Dalam konteks itulah budaya buzzer dewasa ini terasa seperti reinkarnasi watak Sengkuni. Dahulu dendam yang dipelihara bersumber dari persoalan keluarga dan kekuasaan. Kini dendam itu bergeser menjadi dendam ekonomi, lahir dari kemiskinan, kesenjangan, dan ketergantungan pada insentif yang nilainya tidak seberapa, tetapi harus dibayar dengan harga diri. Demi upah yang murah, martabat dipertaruhkan, nurani diperjualbelikan, dan kebenaran dikorbankan. Mereka menjadi alat yang siap dipakai untuk menyerang siapa saja sesuai pesanan.

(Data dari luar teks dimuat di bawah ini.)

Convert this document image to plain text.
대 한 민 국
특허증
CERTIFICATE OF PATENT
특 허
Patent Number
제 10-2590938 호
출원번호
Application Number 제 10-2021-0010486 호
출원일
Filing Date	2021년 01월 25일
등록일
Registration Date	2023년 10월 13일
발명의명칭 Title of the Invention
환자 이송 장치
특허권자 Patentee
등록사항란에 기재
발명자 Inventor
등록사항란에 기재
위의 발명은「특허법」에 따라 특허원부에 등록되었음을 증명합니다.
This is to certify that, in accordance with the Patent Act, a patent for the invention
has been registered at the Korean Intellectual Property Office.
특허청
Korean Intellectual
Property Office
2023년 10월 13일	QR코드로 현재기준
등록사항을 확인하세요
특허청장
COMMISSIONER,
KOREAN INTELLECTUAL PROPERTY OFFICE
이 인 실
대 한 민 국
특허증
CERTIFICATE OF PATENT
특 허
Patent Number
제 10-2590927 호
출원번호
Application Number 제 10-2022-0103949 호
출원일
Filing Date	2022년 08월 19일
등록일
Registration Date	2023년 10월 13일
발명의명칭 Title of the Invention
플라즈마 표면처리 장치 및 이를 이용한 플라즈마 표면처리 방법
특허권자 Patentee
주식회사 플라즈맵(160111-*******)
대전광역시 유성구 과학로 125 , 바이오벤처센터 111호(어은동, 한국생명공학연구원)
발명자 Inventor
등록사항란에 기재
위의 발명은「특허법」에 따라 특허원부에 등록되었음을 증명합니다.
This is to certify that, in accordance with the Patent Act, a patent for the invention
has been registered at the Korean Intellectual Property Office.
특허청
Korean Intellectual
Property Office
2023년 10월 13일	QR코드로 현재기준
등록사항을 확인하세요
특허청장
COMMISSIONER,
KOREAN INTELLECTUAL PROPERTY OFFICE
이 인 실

Sementara itu, para elite politik tetap memperebutkan sesuatu yang jauh lebih besar, yakni legitimasi atas takhta kekuasaan. Mereka saling mengklaim hak moral maupun hak politik untuk tetap berkuasa atau kembali berkuasa, meski mahkota kerajaan sudah lama dilepaskan. Takhta boleh berganti rupa, tetapi hasrat menguasainya tetap sama, sebagaimana kisah-kisah yang berulang dari Astina hingga Negeri Konoha.

Yang lebih menggelisahkan adalah ketika sifat Sengkuni mengalami sublimasi dalam bentuk yang lebih modern. Kekuasaan tidak lagi dipertahankan melalui mahkota atau singgasana, melainkan melalui jejaring ketergantungan. Korupsi didorong agar pelakunya dapat dikendalikan. Mereka yang telah terjerat kemudian menjadi sandera, sehingga kehilangan kebebasan untuk bersikap merdeka. Begundal dan cecunguk pun dipelihara bukan semata-mata sebagai pelaksana, melainkan sebagai jaminan agar lingkaran kekuasaan tetap utuh. Maka kekuasaan berubah menjadi jaringan utang budi, rasa takut, dan saling menyandera.

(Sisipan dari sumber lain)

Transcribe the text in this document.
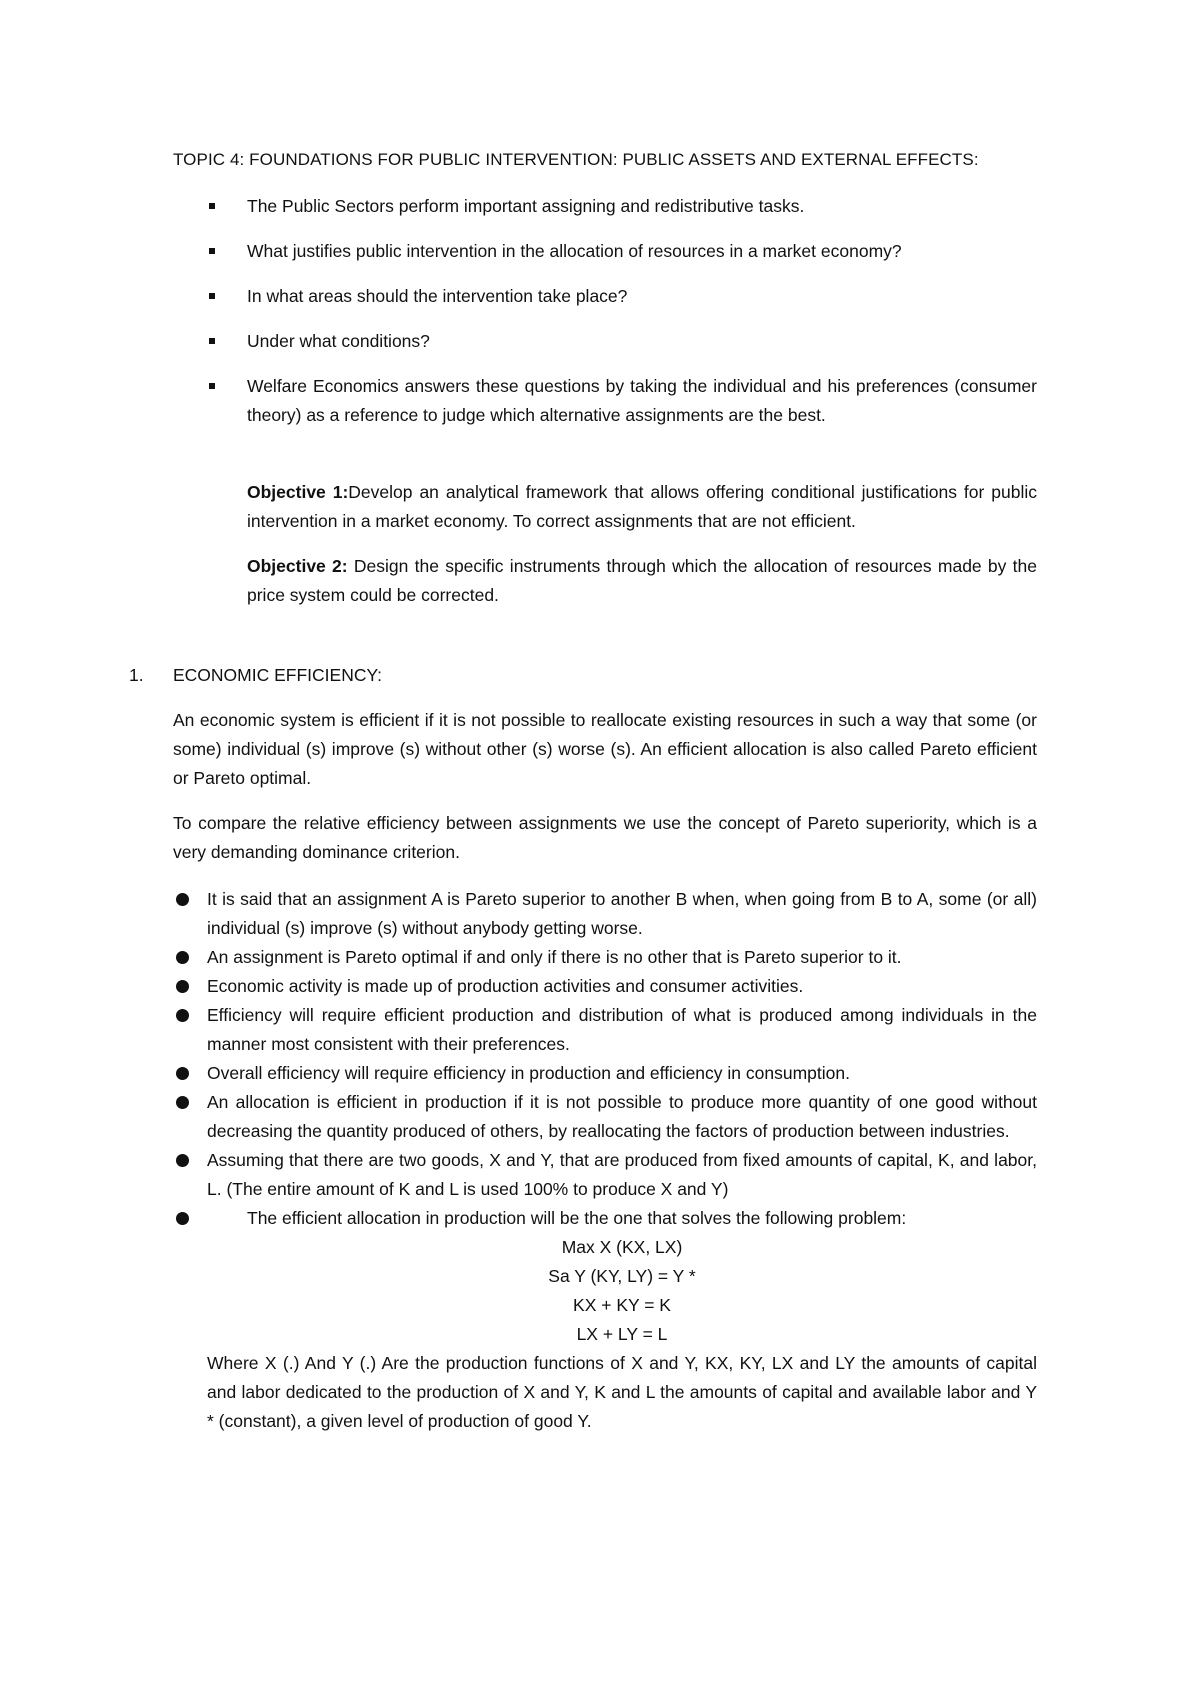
TOPIC 4: FOUNDATIONS FOR PUBLIC INTERVENTION: PUBLIC ASSETS AND EXTERNAL EFFECTS:
The Public Sectors perform important assigning and redistributive tasks.
What justifies public intervention in the allocation of resources in a market economy?
In what areas should the intervention take place?
Under what conditions?
Welfare Economics answers these questions by taking the individual and his preferences (consumer theory) as a reference to judge which alternative assignments are the best.

Objective 1:Develop an analytical framework that allows offering conditional justifications for public intervention in a market economy. To correct assignments that are not efficient.

Objective 2: Design the specific instruments through which the allocation of resources made by the price system could be corrected.

1. ECONOMIC EFFICIENCY:

An economic system is efficient if it is not possible to reallocate existing resources in such a way that some (or some) individual (s) improve (s) without other (s) worse (s). An efficient allocation is also called Pareto efficient or Pareto optimal.

To compare the relative efficiency between assignments we use the concept of Pareto superiority, which is a very demanding dominance criterion.

It is said that an assignment A is Pareto superior to another B when, when going from B to A, some (or all) individual (s) improve (s) without anybody getting worse.
An assignment is Pareto optimal if and only if there is no other that is Pareto superior to it.
Economic activity is made up of production activities and consumer activities.
Efficiency will require efficient production and distribution of what is produced among individuals in the manner most consistent with their preferences.
Overall efficiency will require efficiency in production and efficiency in consumption.
An allocation is efficient in production if it is not possible to produce more quantity of one good without decreasing the quantity produced of others, by reallocating the factors of production between industries.
Assuming that there are two goods, X and Y, that are produced from fixed amounts of capital, K, and labor, L. (The entire amount of K and L is used 100% to produce X and Y)
The efficient allocation in production will be the one that solves the following problem:
Max X (KX, LX)
Sa Y (KY, LY) = Y *
KX + KY = K
LX + LY = L

Where X (.) And Y (.) Are the production functions of X and Y, KX, KY, LX and LY the amounts of capital and labor dedicated to the production of X and Y, K and L the amounts of capital and available labor and Y * (constant), a given level of production of good Y.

Betapa malangnya mereka yang tidak pernah berhasil mengalahkan nafsu kekuasaan. Ambisi yang melampaui akal sehat akhirnya meruntuhkan etika, moral, bahkan reputasi yang dibangun bertahun-tahun melalui kerja keras. Semua itu dapat runtuh hanya dalam hitungan hari ketika palu hakim diketukkan dan pintu penjara tertutup di belakangnya.

Di situlah tragedi sesungguhnya. Penyesalan tidak pernah mampu menghapus sejarah. Dosa politik yang dilakukan atas nama ambisi akan menjadi beban yang diwariskan kepada anak cucu, bukan dalam bentuk harta, melainkan stigma yang terus melekat pada nama keluarga. Sejarah memang tidak selalu menghukum dengan segera, tetapi ia hampir tidak pernah lupa mencatat.

Dan ketika seluruh cacian, makian, serta hujatan akhirnya kehabisan kata-kata, yang tersisa hanyalah sunyi. Sunyi yang menyimpan pertanyaan paling mendasar: apakah kekuasaan memang layak dibayar dengan harga diri yang hilang, atau justru harga diri itulah yang seharusnya menjadi mahkota terakhir yang tidak boleh pernah ditanggalkan?